更高的学习率：梯度下降算法通常需要较小的学习率才能使网络收敛到损失函数的最小值。随着神经网络变得更深，它们在反向传播过程中的梯度值会变得越来越小，因此通常需要更多的迭代次数。使用批归一化的想法允许我们使用更高的学习率，这进一步增加了网络训练的速度。
权重初始化简单: 权重初始化可能会很困难，特别是在使用深度神经网络时。批归一化似乎使我们在选择初始权重时可以更不谨慎。

因此，让我们继续定义一个函数，该函数将负责将输入图像列表归一化，以便这些图像的所有像素值都在零到一之间。

#Normalize CIFAR-10 images to be in the range of [0,1]

def normalize_images(images):

    # initial zero ndarray
    normalized_images = np.zeros_like(images.astype(float))

    # The first images index is number of images where the other indices indicates
    # hieight, width and depth of the image
    num_images = images.shape[0]

    # Computing the minimum and maximum value of the input image to do the normalization based on them
    maximum_value, minimum_value = images.max(), images.min()

    # Normalize all the pixel values of the images to be from 0 to 1
    for img in range(num_images):
        normalized_images[img,...] = (images[img, ...] - float(minimum_value)) / float(maximum_value - minimum_value)

    return normalized_images

接下来，我们需要实现另一个辅助函数，对输入图像的标签进行编码。在这个函数中，我们将使用 sklearn 的独热编码（one-hot encoding），其中每个图像标签通过一个零向量表示，除了该向量所代表的图像的类别索引。

输出向量的大小将取决于数据集中的类别数量，对于 CIFAR-10 数据集来说是 10 个类别：

#encoding the input images. Each image will be represented by a vector of zeros except for the class index of the image 
# that this vector represents.
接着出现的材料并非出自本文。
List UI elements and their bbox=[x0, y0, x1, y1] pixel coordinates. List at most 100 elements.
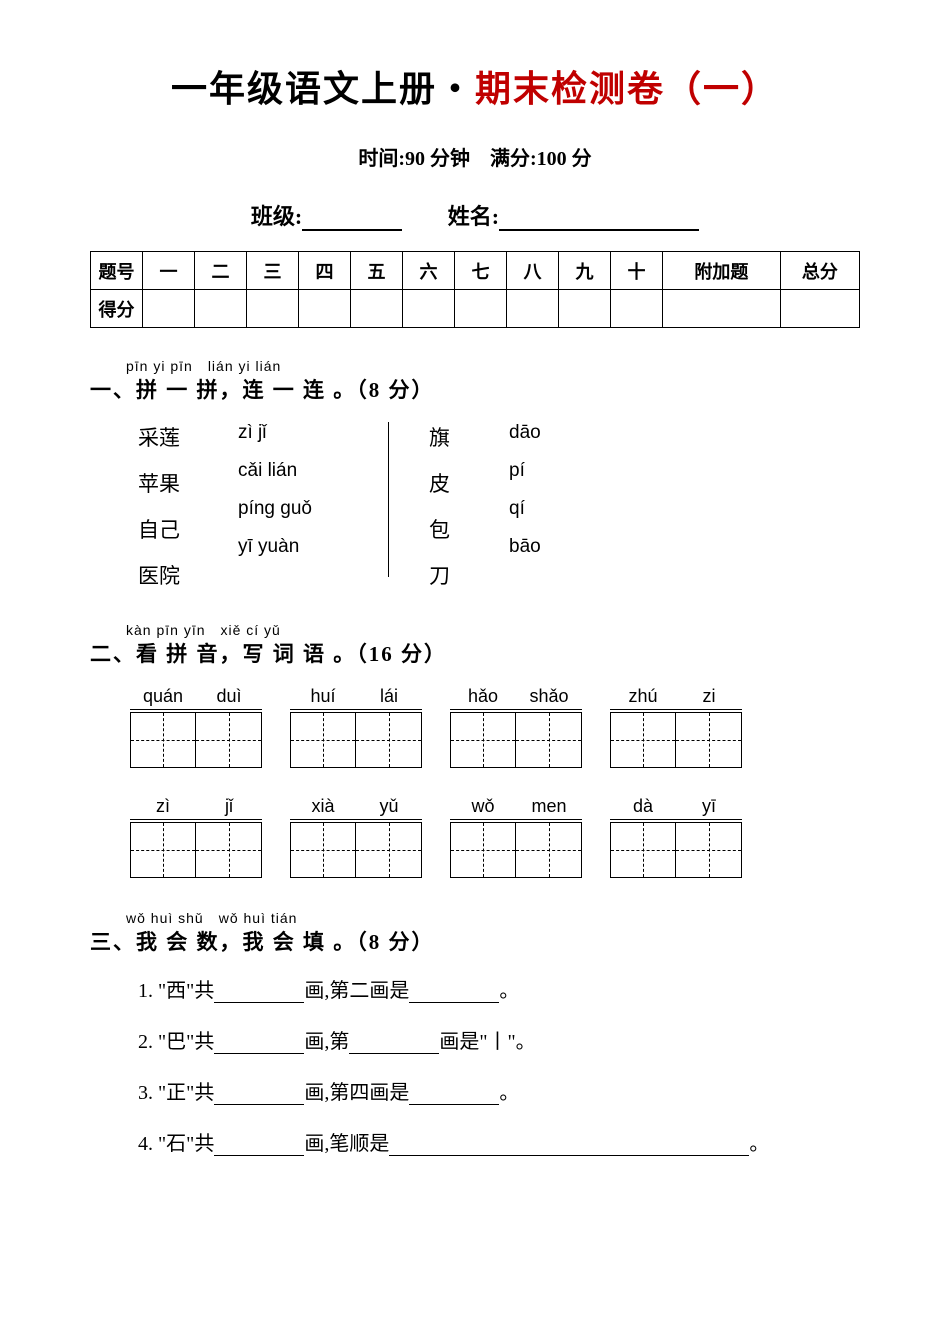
q3-item: 1. "西"共画,第二画是。 bbox=[138, 974, 860, 1003]
th: 题号 bbox=[91, 252, 143, 290]
q3-item: 3. "正"共画,第四画是。 bbox=[138, 1076, 860, 1105]
q2-pinyin: wǒmen bbox=[450, 796, 582, 820]
fill-blank[interactable] bbox=[349, 1034, 439, 1054]
q1-hz: 采莲 bbox=[138, 422, 238, 452]
score-cell[interactable] bbox=[611, 290, 663, 328]
q2-pinyin: xiàyǔ bbox=[290, 796, 422, 820]
tian-grid[interactable] bbox=[450, 822, 582, 878]
th: 附加题 bbox=[663, 252, 781, 290]
th: 五 bbox=[351, 252, 403, 290]
fill-blank[interactable] bbox=[389, 1136, 749, 1156]
fill-blank[interactable] bbox=[214, 1136, 304, 1156]
tian-cell[interactable] bbox=[676, 712, 742, 768]
fill-blank[interactable] bbox=[409, 983, 499, 1003]
q2-pinyin: kàn pīn yīn xiě cí yǔ bbox=[126, 620, 860, 640]
class-label: 班级: bbox=[251, 204, 302, 229]
student-fields: 班级: 姓名: bbox=[90, 199, 860, 231]
subtitle: 时间:90 分钟 满分:100 分 bbox=[90, 142, 860, 171]
q1-py: dāo bbox=[509, 422, 589, 444]
table-row: 得分 bbox=[91, 290, 860, 328]
q2-rows: quánduìhuíláihǎoshǎozhúzi zìjǐxiàyǔwǒmen… bbox=[130, 686, 860, 878]
q1-grid: 采莲 苹果 自己 医院 zì jǐ cǎi lián píng guǒ yī y… bbox=[138, 422, 860, 590]
q1-hz: 包 bbox=[429, 514, 509, 544]
fill-blank[interactable] bbox=[409, 1085, 499, 1105]
td: 得分 bbox=[91, 290, 143, 328]
page-title: 一年级语文上册・期末检测卷（一） bbox=[90, 60, 860, 112]
tian-grid[interactable] bbox=[450, 712, 582, 768]
th: 十 bbox=[611, 252, 663, 290]
score-cell[interactable] bbox=[403, 290, 455, 328]
th: 四 bbox=[299, 252, 351, 290]
q1-hz: 苹果 bbox=[138, 468, 238, 498]
tian-cell[interactable] bbox=[516, 822, 582, 878]
q1-py: píng guǒ bbox=[238, 498, 378, 520]
tian-grid[interactable] bbox=[130, 712, 262, 768]
class-input[interactable] bbox=[302, 209, 402, 231]
score-cell[interactable] bbox=[780, 290, 859, 328]
tian-grid[interactable] bbox=[130, 822, 262, 878]
q1-py: yī yuàn bbox=[238, 536, 378, 558]
th: 一 bbox=[143, 252, 195, 290]
tian-cell[interactable] bbox=[610, 822, 676, 878]
tian-cell[interactable] bbox=[356, 822, 422, 878]
score-cell[interactable] bbox=[663, 290, 781, 328]
q2-pinyin: quánduì bbox=[130, 686, 262, 710]
q1-py: zì jǐ bbox=[238, 422, 378, 444]
tian-grid[interactable] bbox=[290, 712, 422, 768]
q2-pinyin: dàyī bbox=[610, 796, 742, 820]
table-row: 题号 一 二 三 四 五 六 七 八 九 十 附加题 总分 bbox=[91, 252, 860, 290]
name-input[interactable] bbox=[499, 209, 699, 231]
q1-hz: 旗 bbox=[429, 422, 509, 452]
th: 六 bbox=[403, 252, 455, 290]
th: 三 bbox=[247, 252, 299, 290]
score-cell[interactable] bbox=[507, 290, 559, 328]
q2-item: hǎoshǎo bbox=[450, 686, 582, 768]
title-black: 一年级语文上册・ bbox=[171, 69, 475, 109]
title-red: 期末检测卷（一） bbox=[475, 69, 779, 109]
q2-title: 二、看 拼 音，写 词 语 。（16 分） bbox=[90, 638, 860, 668]
q1-hz: 皮 bbox=[429, 468, 509, 498]
q3-pinyin: wǒ huì shǔ wǒ huì tián bbox=[126, 908, 860, 928]
q2-item: xiàyǔ bbox=[290, 796, 422, 878]
tian-cell[interactable] bbox=[290, 822, 356, 878]
score-cell[interactable] bbox=[247, 290, 299, 328]
score-cell[interactable] bbox=[195, 290, 247, 328]
q2-item: quánduì bbox=[130, 686, 262, 768]
fill-blank[interactable] bbox=[214, 983, 304, 1003]
name-label: 姓名: bbox=[448, 204, 499, 229]
score-cell[interactable] bbox=[559, 290, 611, 328]
th: 九 bbox=[559, 252, 611, 290]
q3-item: 2. "巴"共画,第画是"丨"。 bbox=[138, 1025, 860, 1054]
score-cell[interactable] bbox=[455, 290, 507, 328]
tian-cell[interactable] bbox=[196, 822, 262, 878]
tian-grid[interactable] bbox=[610, 712, 742, 768]
q2-pinyin: hǎoshǎo bbox=[450, 686, 582, 710]
tian-cell[interactable] bbox=[196, 712, 262, 768]
q1-py: pí bbox=[509, 460, 589, 482]
tian-cell[interactable] bbox=[610, 712, 676, 768]
q1-py: cǎi lián bbox=[238, 460, 378, 482]
q2-item: dàyī bbox=[610, 796, 742, 878]
tian-cell[interactable] bbox=[676, 822, 742, 878]
q1-hz: 自己 bbox=[138, 514, 238, 544]
tian-grid[interactable] bbox=[610, 822, 742, 878]
tian-cell[interactable] bbox=[516, 712, 582, 768]
tian-cell[interactable] bbox=[130, 822, 196, 878]
fill-blank[interactable] bbox=[214, 1034, 304, 1054]
tian-cell[interactable] bbox=[450, 712, 516, 768]
q2-pinyin: zìjǐ bbox=[130, 796, 262, 820]
fill-blank[interactable] bbox=[214, 1085, 304, 1105]
tian-cell[interactable] bbox=[290, 712, 356, 768]
tian-cell[interactable] bbox=[130, 712, 196, 768]
tian-grid[interactable] bbox=[290, 822, 422, 878]
tian-cell[interactable] bbox=[356, 712, 422, 768]
q1-hz: 刀 bbox=[429, 560, 509, 590]
q3-items: 1. "西"共画,第二画是。 2. "巴"共画,第画是"丨"。 3. "正"共画… bbox=[138, 974, 860, 1156]
tian-cell[interactable] bbox=[450, 822, 516, 878]
score-cell[interactable] bbox=[143, 290, 195, 328]
divider bbox=[388, 422, 389, 577]
q3-item: 4. "石"共画,笔顺是。 bbox=[138, 1127, 860, 1156]
q1-hz: 医院 bbox=[138, 560, 238, 590]
score-cell[interactable] bbox=[351, 290, 403, 328]
score-cell[interactable] bbox=[299, 290, 351, 328]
The length of this vector depends on number of classes that we have
# the dataset which is 10 in CIFAR-10

def one_hot_encode(images):

    num_classes = 10

    #use sklearn helper function of OneHotEncoder() to do that
    encoder = OneHotEncoder(num_classes)

    #resize the input images to be 2D
    input_images_resized_to_2d = np.array(images).reshape(-1,1)
    one_hot_encoded_targets = encoder.fit_transform(input_images_resized_to_2d)

    return one_hot_encoded_targets.toarray()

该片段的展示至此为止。